Step 7: Set the Sticky Bit
For security reasons Cloudera strongly recommends you set the sticky bit on directories if you have not already done so.
The sticky bit prevents anyone except the superuser, directory owner, or file owner from deleting or moving the files within a directory. (Setting the sticky bit for a file has no effect.) Do this for directories such as /tmp. (For instructions on creating /tmp and setting its permissions, see these instructions).

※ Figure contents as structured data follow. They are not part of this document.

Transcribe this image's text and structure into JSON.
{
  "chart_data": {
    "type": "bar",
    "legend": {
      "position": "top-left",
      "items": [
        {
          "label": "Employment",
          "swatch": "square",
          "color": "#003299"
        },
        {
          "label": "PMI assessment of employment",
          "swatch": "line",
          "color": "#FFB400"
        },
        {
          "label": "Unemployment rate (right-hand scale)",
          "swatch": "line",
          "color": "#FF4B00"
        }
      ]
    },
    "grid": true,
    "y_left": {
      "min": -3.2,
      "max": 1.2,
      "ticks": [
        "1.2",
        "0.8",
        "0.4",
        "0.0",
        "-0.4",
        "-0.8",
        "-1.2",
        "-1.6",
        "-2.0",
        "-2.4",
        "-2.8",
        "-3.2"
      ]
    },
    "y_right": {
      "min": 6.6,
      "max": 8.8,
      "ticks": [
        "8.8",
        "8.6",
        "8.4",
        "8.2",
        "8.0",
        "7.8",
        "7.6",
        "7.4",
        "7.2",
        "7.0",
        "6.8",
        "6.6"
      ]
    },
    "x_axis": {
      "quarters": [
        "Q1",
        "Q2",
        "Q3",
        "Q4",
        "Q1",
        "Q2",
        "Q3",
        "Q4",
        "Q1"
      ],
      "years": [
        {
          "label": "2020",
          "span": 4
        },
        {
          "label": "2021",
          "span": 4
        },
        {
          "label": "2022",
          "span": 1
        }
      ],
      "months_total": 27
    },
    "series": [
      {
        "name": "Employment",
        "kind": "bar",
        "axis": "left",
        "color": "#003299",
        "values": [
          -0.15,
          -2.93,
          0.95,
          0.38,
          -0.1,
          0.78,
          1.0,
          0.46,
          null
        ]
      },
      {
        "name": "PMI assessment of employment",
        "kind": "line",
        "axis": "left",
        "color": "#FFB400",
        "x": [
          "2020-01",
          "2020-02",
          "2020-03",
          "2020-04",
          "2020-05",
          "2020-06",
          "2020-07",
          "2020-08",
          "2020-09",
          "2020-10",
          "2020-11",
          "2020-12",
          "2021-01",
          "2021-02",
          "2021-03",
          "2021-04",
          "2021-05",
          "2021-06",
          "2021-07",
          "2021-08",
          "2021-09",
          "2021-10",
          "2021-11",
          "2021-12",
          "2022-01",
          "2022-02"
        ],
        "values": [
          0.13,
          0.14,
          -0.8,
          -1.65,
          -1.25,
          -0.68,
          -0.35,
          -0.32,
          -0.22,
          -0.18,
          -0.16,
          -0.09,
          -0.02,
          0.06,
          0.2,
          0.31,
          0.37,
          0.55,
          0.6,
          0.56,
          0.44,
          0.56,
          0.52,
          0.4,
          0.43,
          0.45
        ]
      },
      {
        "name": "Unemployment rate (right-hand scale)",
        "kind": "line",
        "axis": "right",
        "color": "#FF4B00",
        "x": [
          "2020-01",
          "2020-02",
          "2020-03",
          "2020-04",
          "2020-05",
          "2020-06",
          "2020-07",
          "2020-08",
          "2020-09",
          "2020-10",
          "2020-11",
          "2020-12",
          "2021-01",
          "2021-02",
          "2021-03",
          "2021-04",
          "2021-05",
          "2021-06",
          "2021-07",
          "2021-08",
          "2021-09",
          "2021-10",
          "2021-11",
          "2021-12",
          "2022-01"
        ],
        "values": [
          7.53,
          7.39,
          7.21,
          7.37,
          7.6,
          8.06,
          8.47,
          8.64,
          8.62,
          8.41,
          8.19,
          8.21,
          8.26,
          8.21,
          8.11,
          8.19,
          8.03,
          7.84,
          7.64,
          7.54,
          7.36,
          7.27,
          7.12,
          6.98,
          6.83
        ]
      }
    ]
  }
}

Step 8: Upgrade Components
CDH 5 Components
- Crunch Installation
- Setting Up Apache Flume Using the Command Line
- Setting Up Apache HBase Using the Command Line
- HCatalog
- Setting Up Apache Hive Using the Command Line
- Setting Up HttpFS Using the Command Line
- Setting Up Hue Using the Command Line
- Setting Up Apache Impala Using the Command Line
- Setting Up KMS Using the Command Line
- Setting Up Apache Mahout Using the Command Line
- Setting Up Apache Oozie Using the Command Line
- Setting Up Apache Pig Using the Command Line
- Setting Up Cloudera Search Using the Command Line
- Setting Up Apache Sentry Using the Command Line
- Setting Up Apache Spark Using the Command Line
- Setting Up Apache Sqoop Using the Command Line
- Setting Up Apache Sqoop 2 Using the Command Line
- Setting Up Apache Whirr Using the Command Line
- ZooKeeper Installation
Step 9: Apply Configuration File Changes if Necessary
For example, if you have modified your zoo.cfg configuration file (/etc/zookeeper/zoo.cfg), the upgrade renames and preserves a copy of your modified zoo.cfg as /etc/zookeeper/zoo.cfg.rpmsave. If you have not already done so, you should now compare this to the new /etc/zookeeper/conf/zoo.cfg, resolve differences, and make any changes that should be carried forward (typically where you have changed property value defaults). Do this for each component you upgrade.